Dilansir dari France24 Hakim Isabelle Prevost-Desprez menyatakan bahwa aksi pendanaan terorisme yang dilakukan oleh Lafarge memiliki pengaruh besar bagi kapabilitas tempur ISIS sehingga kelompok teroris ini mampu menguasai sumber daya alam Suriah dalam waktu cepat. Hakim Isabelle juga menyatakan bahwa aksi ini juga memberikan ISIS kemampuan finansial cukup signifikan untuk membiayai aksi serangan terror di Prancis dan negara Eropa lainnya. Menanggapi hal tersebut, pengacara mantan CEO Lafarge Jacqueline Laffont menyatakan bahwa vonis yang diberikan oleh mahkamah tidak adil. Laffont menambahkan bahwa pihaknya akan mengajukan banding agar hukuman bagi sang mantan CEO dapat dikurangi atau dihentikan.
Hukuman ini merupakan salah satu dari berbagai kasus yang dihadapi oleh Lafarge sejak tahun 2016 setelah Kementerian Keuangan (Kemenkeu) Prancis mengajukan gugatan terhadap konglomerat tersebut dengan tuduhan penghindaran sanksi dan pendanaan terorisme.

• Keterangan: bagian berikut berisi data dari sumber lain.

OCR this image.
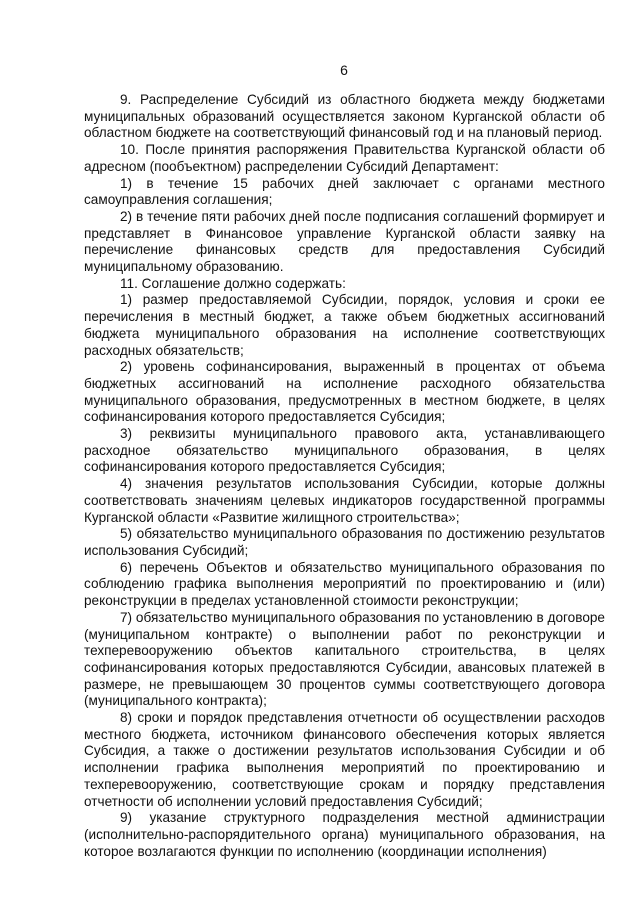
6

9. Распределение Субсидий из областного бюджета между бюджетами муниципальных образований осуществляется законом Курганской области об областном бюджете на соответствующий финансовый год и на плановый период.

10. После принятия распоряжения Правительства Курганской области об адресном (пообъектном) распределении Субсидий Департамент:

1) в течение 15 рабочих дней заключает с органами местного самоуправления соглашения;

2) в течение пяти рабочих дней после подписания соглашений формирует и представляет в Финансовое управление Курганской области заявку на перечисление финансовых средств для предоставления Субсидий муниципальному образованию.

11. Соглашение должно содержать:

1) размер предоставляемой Субсидии, порядок, условия и сроки ее перечисления в местный бюджет, а также объем бюджетных ассигнований бюджета муниципального образования на исполнение соответствующих расходных обязательств;

2) уровень софинансирования, выраженный в процентах от объема бюджетных ассигнований на исполнение расходного обязательства муниципального образования, предусмотренных в местном бюджете, в целях софинансирования которого предоставляется Субсидия;

3) реквизиты муниципального правового акта, устанавливающего расходное обязательство муниципального образования, в целях софинансирования которого предоставляется Субсидия;

4) значения результатов использования Субсидии, которые должны соответствовать значениям целевых индикаторов государственной программы Курганской области «Развитие жилищного строительства»;

5) обязательство муниципального образования по достижению результатов использования Субсидий;

6) перечень Объектов и обязательство муниципального образования по соблюдению графика выполнения мероприятий по проектированию и (или) реконструкции в пределах установленной стоимости реконструкции;

7) обязательство муниципального образования по установлению в договоре (муниципальном контракте) о выполнении работ по реконструкции и техперевооружению объектов капитального строительства, в целях софинансирования которых предоставляются Субсидии, авансовых платежей в размере, не превышающем 30 процентов суммы соответствующего договора (муниципального контракта);

8) сроки и порядок представления отчетности об осуществлении расходов местного бюджета, источником финансового обеспечения которых является Субсидия, а также о достижении результатов использования Субсидии и об исполнении графика выполнения мероприятий по проектированию и техперевооружению, соответствующие срокам и порядку представления отчетности об исполнении условий предоставления Субсидий;

9) указание структурного подразделения местной администрации (исполнительно-распорядительного органа) муниципального образования, на которое возлагаются функции по исполнению (координации исполнения)
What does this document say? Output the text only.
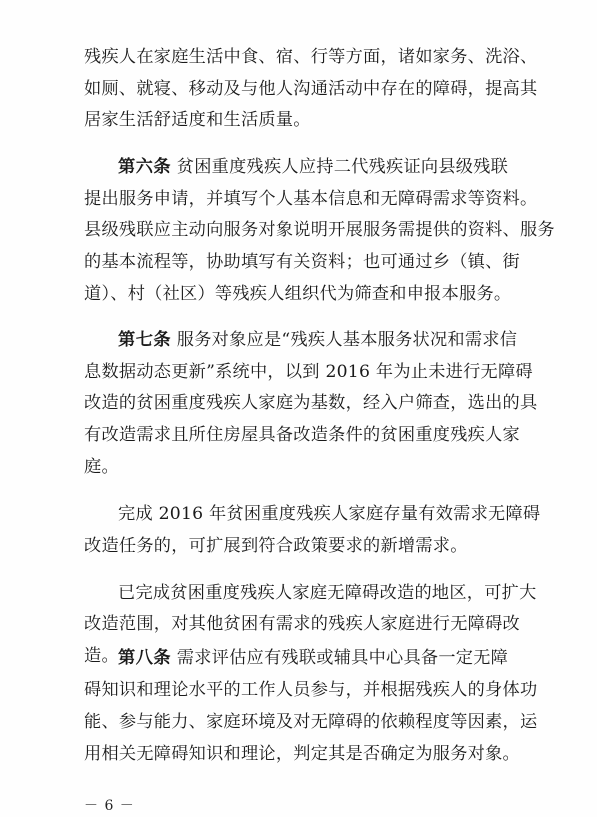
残疾人在家庭生活中食、宿、行等方面，诸如家务、洗浴、
如厕、就寝、移动及与他人沟通活动中存在的障碍，提高其
居家生活舒适度和生活质量。
第六条 贫困重度残疾人应持二代残疾证向县级残联
提出服务申请，并填写个人基本信息和无障碍需求等资料。
县级残联应主动向服务对象说明开展服务需提供的资料、服务
的基本流程等，协助填写有关资料；也可通过乡（镇、街
道）、村（社区）等残疾人组织代为筛查和申报本服务。
第七条 服务对象应是“残疾人基本服务状况和需求信
息数据动态更新”系统中，以到 2016 年为止未进行无障碍
改造的贫困重度残疾人家庭为基数，经入户筛查，选出的具
有改造需求且所住房屋具备改造条件的贫困重度残疾人家
庭。
完成 2016 年贫困重度残疾人家庭存量有效需求无障碍
改造任务的，可扩展到符合政策要求的新增需求。
已完成贫困重度残疾人家庭无障碍改造的地区，可扩大
改造范围，对其他贫困有需求的残疾人家庭进行无障碍改
造。 第八条 需求评估应有残联或辅具中心具备一定无障
碍知识和理论水平的工作人员参与，并根据残疾人的身体功
能、参与能力、家庭环境及对无障碍的依赖程度等因素，运
用相关无障碍知识和理论，判定其是否确定为服务对象。
－ 6 －
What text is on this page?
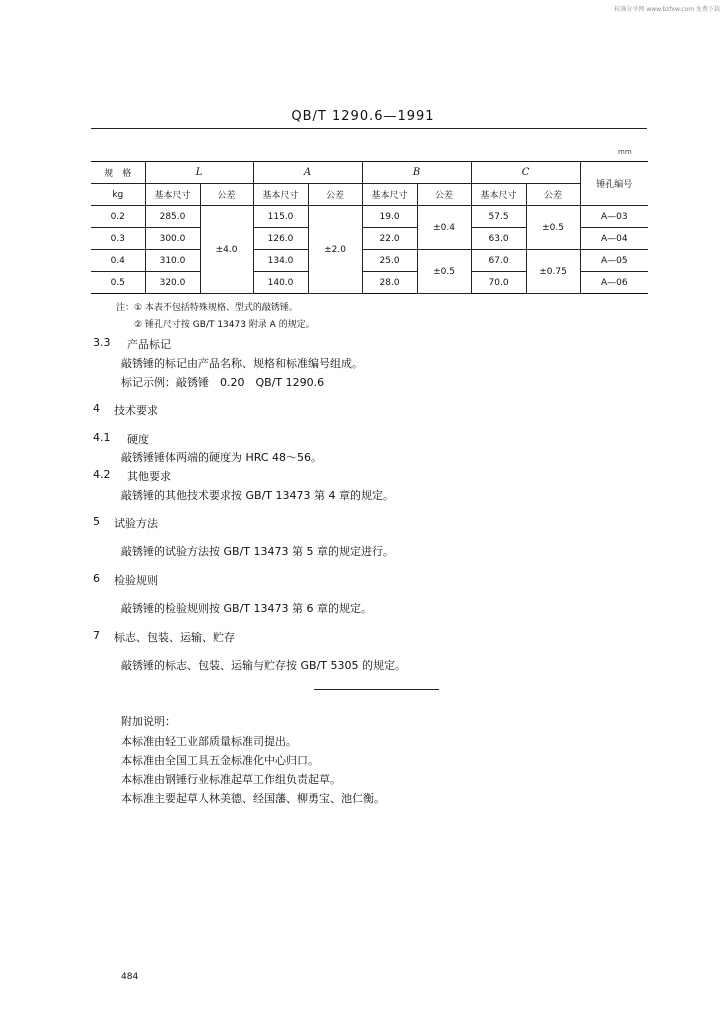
标准分享网 www.bzfxw.com 免费下载
QB/T 1290.6—1991
mm
规　格	L		A		B		C		锤孔编号
kg	基本尺寸	公差	基本尺寸	公差	基本尺寸	公差	基本尺寸	公差	
0.2	285.0	±4.0	115.0	±2.0	19.0	±0.4	57.5	±0.5	A—03
0.3	300.0		126.0		22.0		63.0		A—04
0.4	310.0		134.0		25.0	±0.5	67.0	±0.75	A—05
0.5	320.0		140.0		28.0		70.0		A—06
注：① 本表不包括特殊规格、型式的敲锈锤。
② 锤孔尺寸按 GB/T 13473 附录 A 的规定。
3.3 产品标记
敲锈锤的标记由产品名称、规格和标准编号组成。
标记示例：敲锈锤　0.20　QB/T 1290.6
4 技术要求
4.1 硬度
敲锈锤锤体两端的硬度为 HRC 48～56。
4.2 其他要求
敲锈锤的其他技术要求按 GB/T 13473 第 4 章的规定。
5 试验方法
敲锈锤的试验方法按 GB/T 13473 第 5 章的规定进行。
6 检验规则
敲锈锤的检验规则按 GB/T 13473 第 6 章的规定。
7 标志、包装、运输、贮存
敲锈锤的标志、包装、运输与贮存按 GB/T 5305 的规定。
附加说明：
本标准由轻工业部质量标准司提出。
本标准由全国工具五金标准化中心归口。
本标准由钢锤行业标准起草工作组负责起草。
本标准主要起草人林美德、经国藩、柳勇宝、池仁衡。
484
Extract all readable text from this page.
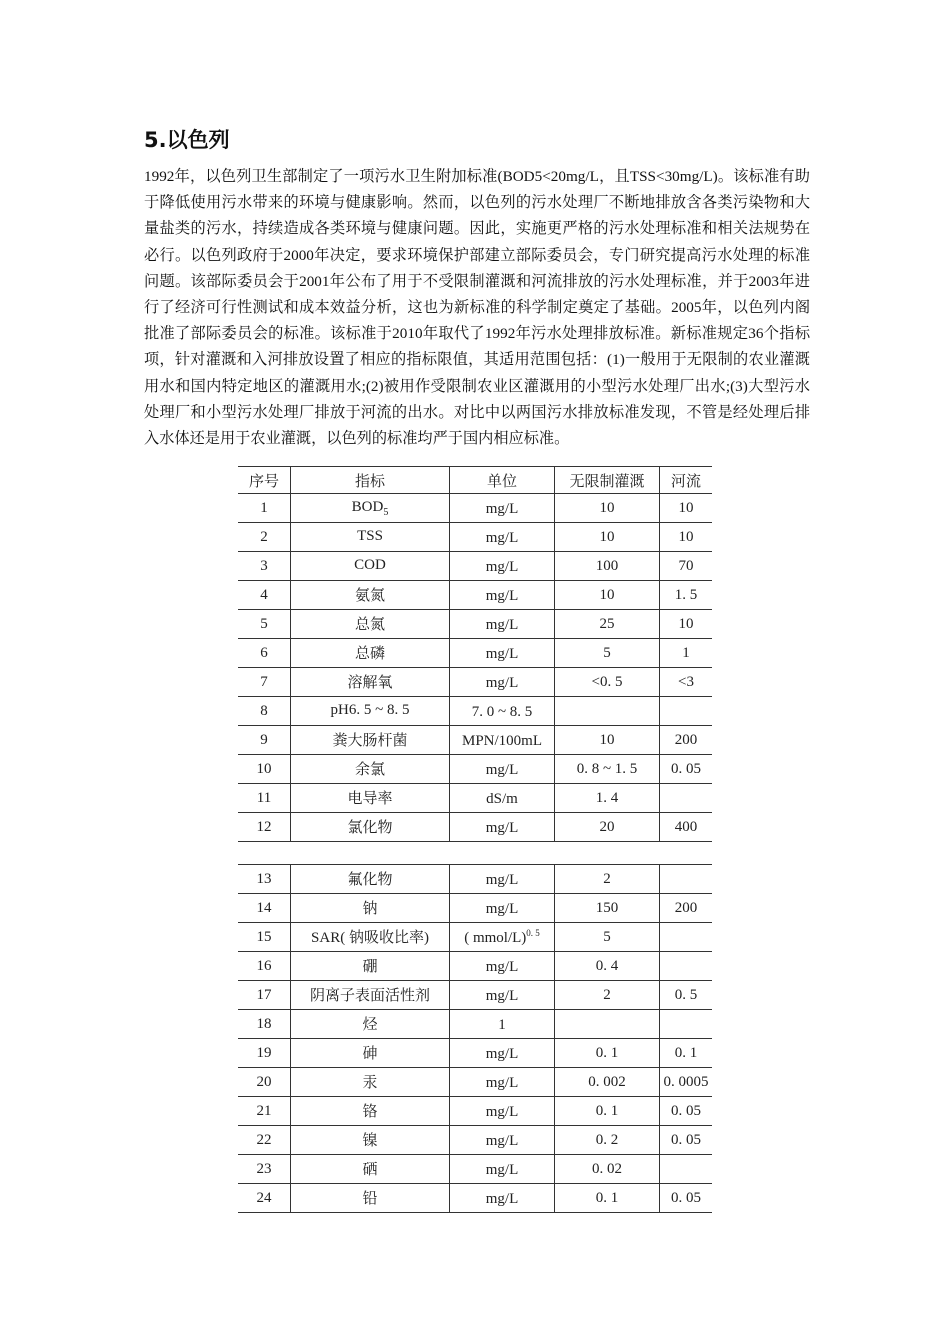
5.以色列
1992年，以色列卫生部制定了一项污水卫生附加标准(BOD5<20mg/L，且TSS<30mg/L)。该标准有助于降低使用污水带来的环境与健康影响。然而，以色列的污水处理厂不断地排放含各类污染物和大量盐类的污水，持续造成各类环境与健康问题。因此，实施更严格的污水处理标准和相关法规势在必行。以色列政府于2000年决定，要求环境保护部建立部际委员会，专门研究提高污水处理的标准问题。该部际委员会于2001年公布了用于不受限制灌溉和河流排放的污水处理标准，并于2003年进行了经济可行性测试和成本效益分析，这也为新标准的科学制定奠定了基础。2005年，以色列内阁批准了部际委员会的标准。该标准于2010年取代了1992年污水处理排放标准。新标准规定36个指标项，针对灌溉和入河排放设置了相应的指标限值，其适用范围包括：(1)一般用于无限制的农业灌溉用水和国内特定地区的灌溉用水;(2)被用作受限制农业区灌溉用的小型污水处理厂出水;(3)大型污水处理厂和小型污水处理厂排放于河流的出水。对比中以两国污水排放标准发现，不管是经处理后排入水体还是用于农业灌溉，以色列的标准均严于国内相应标准。
序号	指标	单位	无限制灌溉	河流
1	$BOD_5$	mg/L	10	10
2	TSS	mg/L	10	10
3	COD	mg/L	100	70
4	氨氮	mg/L	10	1. 5
5	总氮	mg/L	25	10
6	总磷	mg/L	5	1
7	溶解氧	mg/L	<0. 5	<3
8	pH6. 5 ~ 8. 5	7. 0 ~ 8. 5		
9	粪大肠杆菌	MPN/100mL	10	200
10	余氯	mg/L	0. 8 ~ 1. 5	0. 05
11	电导率	dS/m	1. 4	
12	氯化物	mg/L	20	400

13	氟化物	mg/L	2	
14	钠	mg/L	150	200
15	SAR( 钠吸收比率)	( mmol/L)$^{0. 5}$	5	
16	硼	mg/L	0. 4	
17	阴离子表面活性剂	mg/L	2	0. 5
18	烃	1		
19	砷	mg/L	0. 1	0. 1
20	汞	mg/L	0. 002	0. 0005
21	铬	mg/L	0. 1	0. 05
22	镍	mg/L	0. 2	0. 05
23	硒	mg/L	0. 02	
24	铅	mg/L	0. 1	0. 05
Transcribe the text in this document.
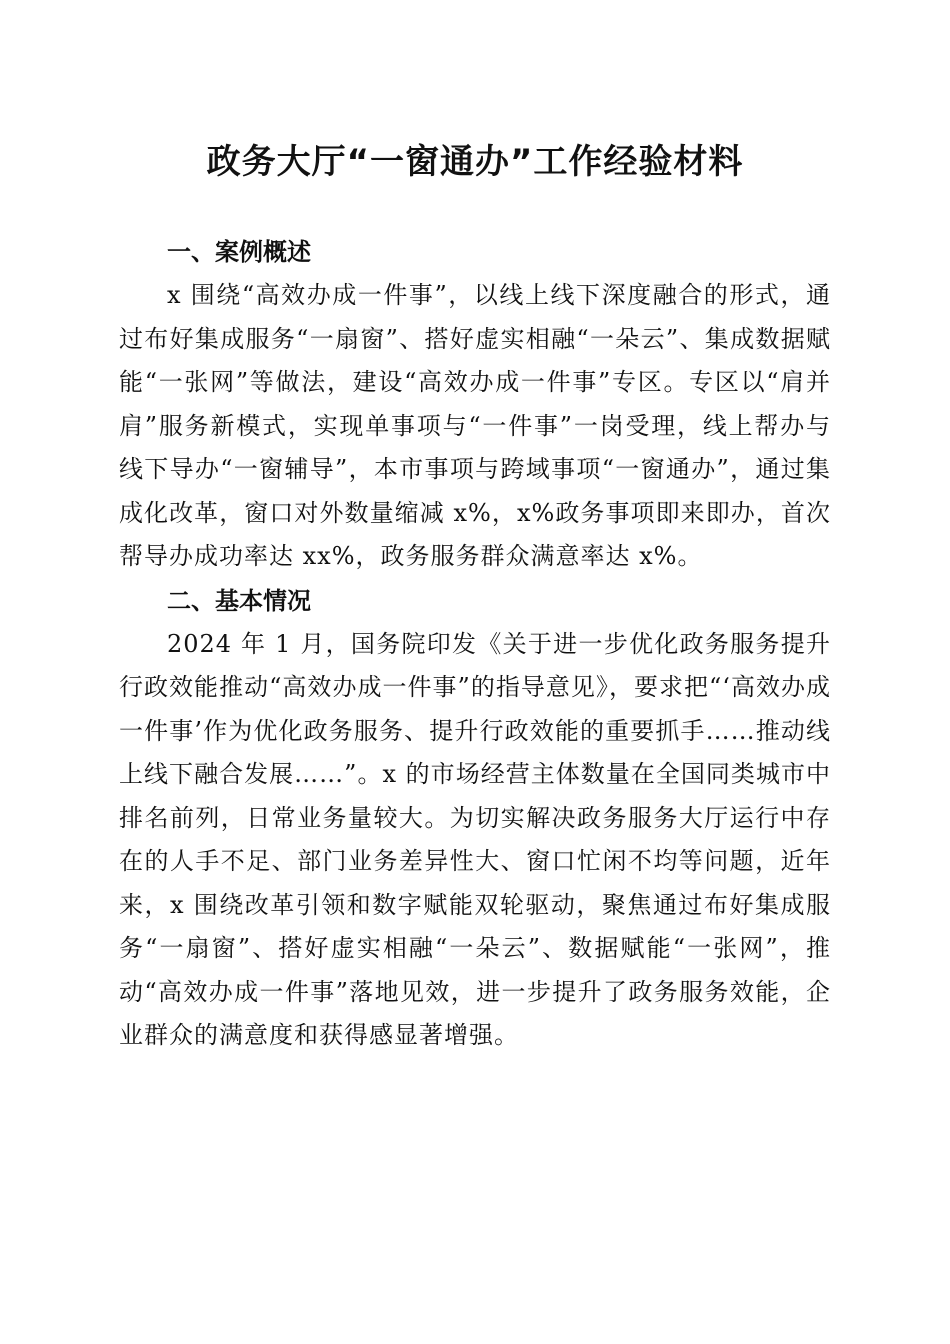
政务大厅“一窗通办”工作经验材料
一、案例概述

x 围绕“高效办成一件事”，以线上线下深度融合的形式，通过布好集成服务“一扇窗”、搭好虚实相融“一朵云”、集成数据赋能“一张网”等做法，建设“高效办成一件事”专区。专区以“肩并肩”服务新模式，实现单事项与“一件事”一岗受理，线上帮办与线下导办“一窗辅导”，本市事项与跨域事项“一窗通办”，通过集成化改革，窗口对外数量缩减 x%，x%政务事项即来即办，首次帮导办成功率达 xx%，政务服务群众满意率达 x%。

二、基本情况

2024 年 1 月，国务院印发《关于进一步优化政务服务提升行政效能推动“高效办成一件事”的指导意见》，要求把“‘高效办成一件事’作为优化政务服务、提升行政效能的重要抓手……推动线上线下融合发展……”。x 的市场经营主体数量在全国同类城市中排名前列，日常业务量较大。为切实解决政务服务大厅运行中存在的人手不足、部门业务差异性大、窗口忙闲不均等问题，近年来，x 围绕改革引领和数字赋能双轮驱动，聚焦通过布好集成服务“一扇窗”、搭好虚实相融“一朵云”、数据赋能“一张网”，推动“高效办成一件事”落地见效，进一步提升了政务服务效能，企业群众的满意度和获得感显著增强。
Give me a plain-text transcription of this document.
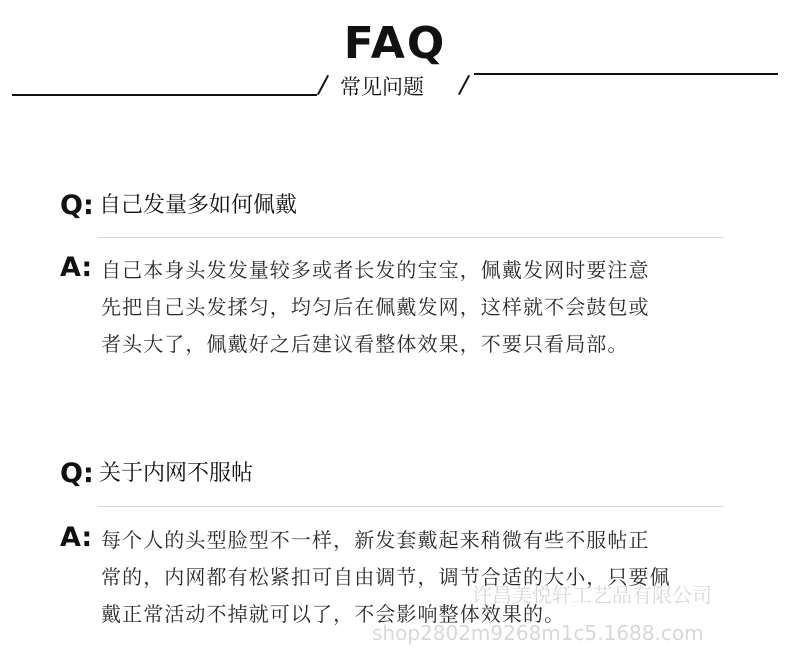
FAQ
常见问题
Q: 自己发量多如何佩戴
A: 自己本身头发发量较多或者长发的宝宝，佩戴发网时要注意
先把自己头发揉匀，均匀后在佩戴发网，这样就不会鼓包或
者头大了，佩戴好之后建议看整体效果，不要只看局部。
Q: 关于内网不服帖
A: 每个人的头型脸型不一样，新发套戴起来稍微有些不服帖正
常的，内网都有松紧扣可自由调节，调节合适的大小，只要佩
戴正常活动不掉就可以了，不会影响整体效果的。
许昌美悦轩工艺品有限公司
shop2802m9268m1c5.1688.com
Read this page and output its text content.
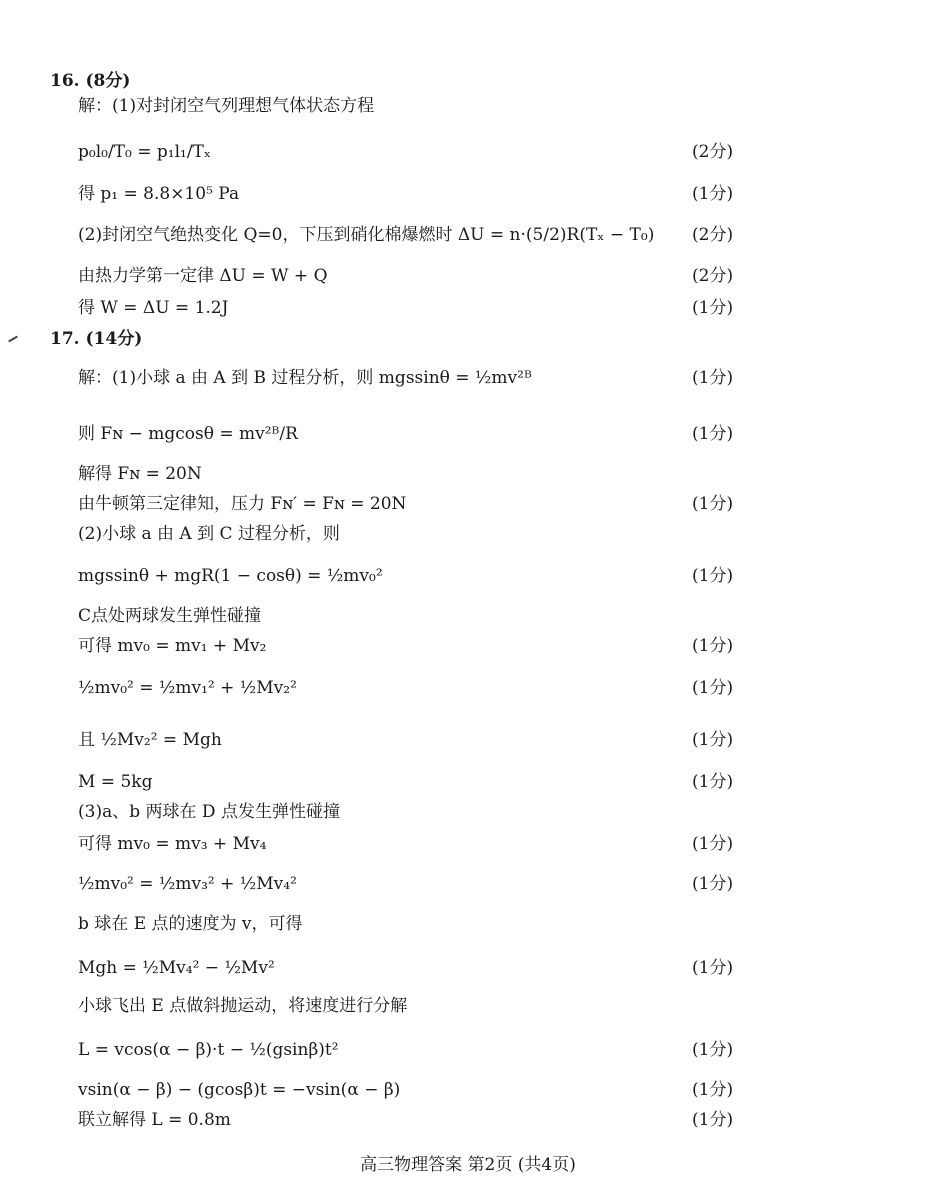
16. (8分)
解：(1)对封闭空气列理想气体状态方程
p₀l₀/T₀ = p₁l₁/Tₓ	(2分)
得 p₁ = 8.8×10⁵ Pa	(1分)
(2)封闭空气绝热变化 Q=0，下压到硝化棉爆燃时 ΔU = n·(5/2)R(Tₓ − T₀)	(2分)
由热力学第一定律 ΔU = W + Q	(2分)
得 W = ΔU = 1.2J	(1分)
17. (14分)
解：(1)小球 a 由 A 到 B 过程分析，则 mgssinθ = ½mv²ᴮ	(1分)
则 Fɴ − mgcosθ = mv²ᴮ/R	(1分)
解得 Fɴ = 20N
由牛顿第三定律知，压力 Fɴ′ = Fɴ = 20N	(1分)
(2)小球 a 由 A 到 C 过程分析，则
mgssinθ + mgR(1 − cosθ) = ½mv₀²	(1分)
C点处两球发生弹性碰撞
可得 mv₀ = mv₁ + Mv₂	(1分)
½mv₀² = ½mv₁² + ½Mv₂²	(1分)
且 ½Mv₂² = Mgh	(1分)
M = 5kg	(1分)
(3)a、b 两球在 D 点发生弹性碰撞
可得 mv₀ = mv₃ + Mv₄	(1分)
½mv₀² = ½mv₃² + ½Mv₄²	(1分)
b 球在 E 点的速度为 v，可得
Mgh = ½Mv₄² − ½Mv²	(1分)
小球飞出 E 点做斜抛运动，将速度进行分解
L = vcos(α − β)·t − ½(gsinβ)t²	(1分)
vsin(α − β) − (gcosβ)t = −vsin(α − β)	(1分)
联立解得 L = 0.8m	(1分)
高三物理答案 第2页 (共4页)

Akibat dari gugatan tersebut, Lafarge dan anak perusahaannya Lafarge Cement Syria (LCS) diperintahkan untuk membayar denda sebesar USD 777 juta karena mereka terbukti telah mendanai kelompok teroris ISIS dan Front Al-Nusra. Selain gugatan terkait pendanaan terorisme, Lafarge juga sedang diselidiki oleh otoritas hukum Prancis atas dugaan keterlibatannya dalam kejahatan kemanusiaan yang diakibatkan oleh aktivitas bisnisnya di Suriah.